Étape 2 : La loi remplit-elle les conditions de la clause de prescription ?

  1. Au début de cet article, il convient de noter que les requérants ne contestent pas que la plupart des conditions de la clause de prescription sont remplies. Ainsi, il n'y a aucun doute que la contrefaçon (le cas échéant) ait été commise par la loi de la Knesset ; que la loi est conforme aux valeurs de l'État d'Israël ; et même que la loi était destinée à un but approprié (voir : paragraphe 349 de la première requête ; paragraphe 67 de la seconde requête).  Dans ce contexte, il convient de préciser que les arguments avancés par les requérants, qui concernent des questions telles que la réussite de la loi à atteindre son objectif fondamental ; si les moyens choisis pour y parvenir sont appropriés ; Et il est approprié de préciser que l'avantage de l'arrangement dépasse le dommage causé par celui-ci - il est approprié de préciser dans le cadre de l'exigence de proportionnalité.  C'est l'étape suivante dans l'examen de la validité constitutionnelle de la loi, à laquelle je vais maintenant me tourner.
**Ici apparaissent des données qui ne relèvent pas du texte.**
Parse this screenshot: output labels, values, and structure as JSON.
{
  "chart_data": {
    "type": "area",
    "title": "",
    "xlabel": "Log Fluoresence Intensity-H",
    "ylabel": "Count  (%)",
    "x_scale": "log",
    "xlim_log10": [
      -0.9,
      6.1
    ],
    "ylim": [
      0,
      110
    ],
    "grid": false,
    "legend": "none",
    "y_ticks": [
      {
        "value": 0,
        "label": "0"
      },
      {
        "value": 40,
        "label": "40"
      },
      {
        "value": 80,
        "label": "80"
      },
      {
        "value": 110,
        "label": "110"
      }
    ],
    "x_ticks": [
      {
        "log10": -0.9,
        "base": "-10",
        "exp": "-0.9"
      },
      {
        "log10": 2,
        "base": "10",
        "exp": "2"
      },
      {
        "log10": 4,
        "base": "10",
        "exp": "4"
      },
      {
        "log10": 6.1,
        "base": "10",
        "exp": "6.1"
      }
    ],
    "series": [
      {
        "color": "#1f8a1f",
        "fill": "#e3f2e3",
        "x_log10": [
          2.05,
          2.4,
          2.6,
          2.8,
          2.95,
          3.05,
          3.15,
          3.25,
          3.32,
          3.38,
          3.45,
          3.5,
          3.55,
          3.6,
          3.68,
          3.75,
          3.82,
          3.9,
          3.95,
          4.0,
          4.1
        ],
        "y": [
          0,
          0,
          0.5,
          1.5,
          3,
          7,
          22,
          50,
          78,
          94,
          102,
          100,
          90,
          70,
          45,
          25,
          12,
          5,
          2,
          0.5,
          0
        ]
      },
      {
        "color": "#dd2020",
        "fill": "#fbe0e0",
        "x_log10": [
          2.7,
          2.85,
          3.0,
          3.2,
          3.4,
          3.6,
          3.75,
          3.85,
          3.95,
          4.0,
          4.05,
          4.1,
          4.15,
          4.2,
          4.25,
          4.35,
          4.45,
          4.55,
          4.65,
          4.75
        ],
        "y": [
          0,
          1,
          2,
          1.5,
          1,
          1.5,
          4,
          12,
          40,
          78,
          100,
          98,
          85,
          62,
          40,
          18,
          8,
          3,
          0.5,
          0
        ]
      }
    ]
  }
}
La proportionnalité de l'arrangement établi par la loi

  1. Le concept sur lequel repose l'exigence de proportionnalité est que la protection des droits de l'homme n'est pas absolue. Ainsi, lorsqu'il existe une justification suffisante, le législateur peut exercer son autorité de la manière qu'il juge appropriée.  Le rôle de la cour, lorsqu'il s'agit d'examiner si la violation des droits inhérents à la loi a été commise « dans la mesure où elle ne dépasse pas ce qui est requis », est d'examiner la question de savoir si le législateur s'est écarté des limites fixées par la Knesset en tant qu'autorité constitutive dans la clause de prescription.  La manière de déterminer si une loi soumise à un contrôle judiciaire répond à l'exigence de proportionnalité passe par trois sous-tests : le test du contexte rationnel ; le test des moyens moins nuisibles ; et le test de proportionnalité au sens étroit (bénéfice versus préjudice).  Je vais examiner ces tests tels qu'ils sont.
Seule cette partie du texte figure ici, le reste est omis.